Novelist Johannes Lichtman doesn’t write about the CIA, or CIA-adjacent topics. So he found it a bit of a mystery when he was invited to speak to a writing group inside Langley. In this dispatch for The Paris Review, Lichtman recounts the strangeness of the experience, which starts in the parking lot. (Apparently parking at CIA headquarters is a headache, not just for visitors, but for the people who work there.) I do wish this essay went deeper, but given its subject matter, perhaps it can’t. Still, it’s enjoyable: Lichtman includes odd and funny details from the day (did you know, for instance, that Langley has a gift shop?), and captures the odd mundanity of this place on the surface. (It also scratches an itch I have, as I’m in the midst of bingeing shows like Person of Interest and The Diplomat.) Overall, the piece creates more questions than answers, which, after all, seems absolutely appropriate.

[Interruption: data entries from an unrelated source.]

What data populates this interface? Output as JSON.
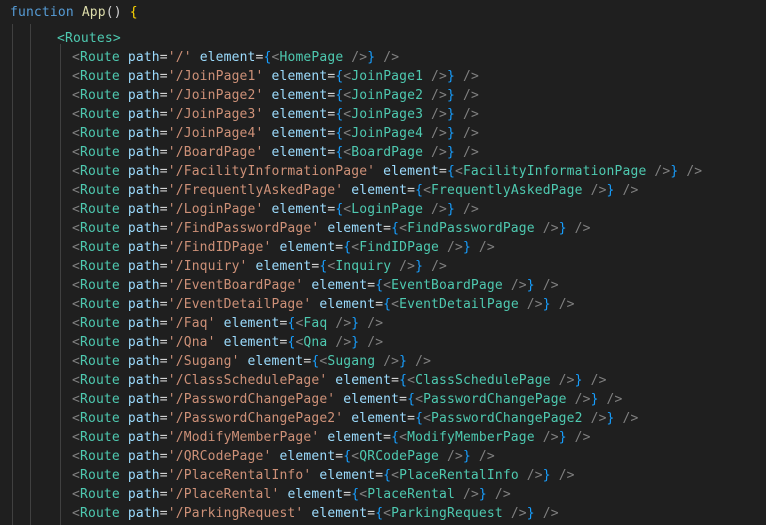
{
  "code": {
    "header": {
      "keyword": "function",
      "name": "App",
      "parens": "()",
      "brace": "{"
    },
    "routes_open": "<Routes>",
    "route_tag": "Route",
    "path_attr": "path",
    "element_attr": "element",
    "routes": [
      {
        "path": "'/'",
        "component": "HomePage"
      },
      {
        "path": "'/JoinPage1'",
        "component": "JoinPage1"
      },
      {
        "path": "'/JoinPage2'",
        "component": "JoinPage2"
      },
      {
        "path": "'/JoinPage3'",
        "component": "JoinPage3"
      },
      {
        "path": "'/JoinPage4'",
        "component": "JoinPage4"
      },
      {
        "path": "'/BoardPage'",
        "component": "BoardPage"
      },
      {
        "path": "'/FacilityInformationPage'",
        "component": "FacilityInformationPage"
      },
      {
        "path": "'/FrequentlyAskedPage'",
        "component": "FrequentlyAskedPage"
      },
      {
        "path": "'/LoginPage'",
        "component": "LoginPage"
      },
      {
        "path": "'/FindPasswordPage'",
        "component": "FindPasswordPage"
      },
      {
        "path": "'/FindIDPage'",
        "component": "FindIDPage"
      },
      {
        "path": "'/Inquiry'",
        "component": "Inquiry"
      },
      {
        "path": "'/EventBoardPage'",
        "component": "EventBoardPage"
      },
      {
        "path": "'/EventDetailPage'",
        "component": "EventDetailPage"
      },
      {
        "path": "'/Faq'",
        "component": "Faq"
      },
      {
        "path": "'/Qna'",
        "component": "Qna"
      },
      {
        "path": "'/Sugang'",
        "component": "Sugang"
      },
      {
        "path": "'/ClassSchedulePage'",
        "component": "ClassSchedulePage"
      },
      {
        "path": "'/PasswordChangePage'",
        "component": "PasswordChangePage"
      },
      {
        "path": "'/PasswordChangePage2'",
        "component": "PasswordChangePage2"
      },
      {
        "path": "'/ModifyMemberPage'",
        "component": "ModifyMemberPage"
      },
      {
        "path": "'/QRCodePage'",
        "component": "QRCodePage"
      },
      {
        "path": "'/PlaceRentalInfo'",
        "component": "PlaceRentalInfo"
      },
      {
        "path": "'/PlaceRental'",
        "component": "PlaceRental"
      },
      {
        "path": "'/ParkingRequest'",
        "component": "ParkingRequest"
      }
    ]
  },
  "colors": {
    "background": "#1f1f1f",
    "keyword": "#569cd6",
    "function_name": "#dcdcaa",
    "tag": "#4ec9b0",
    "attribute": "#9cdcfe",
    "string": "#ce9178",
    "bracket_gold": "#ffd700",
    "bracket_blue": "#179fff"
  }
}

At first, we couldn’t find the conference room. Like me, Vivian wasn’t allowed to bring her phone into the main building, but even if she had, I don’t know who she would’ve called for directions. CIA officers generally don’t know their coworkers’ last names. (The Starbucks at Langley is the only Starbucks where baristas aren’t allowed to ask for your name.) So I am without photos or notes, but walking through the main building at Langley, is, in my memory, like walking through an airport terminal in a major metropolis, crossed with a hospital, crossed with an American mall, crossed with an Eastern European university. It’s big and gleaming and cold and brutal, all at once. There was a hall of presidential portraits with notes from commanders in chief to the Secret Service, all of them written in elegant fountain pen, except for Donald Trump’s, which was written in Sharpie and said “I’M SO PROUD OF YOU!”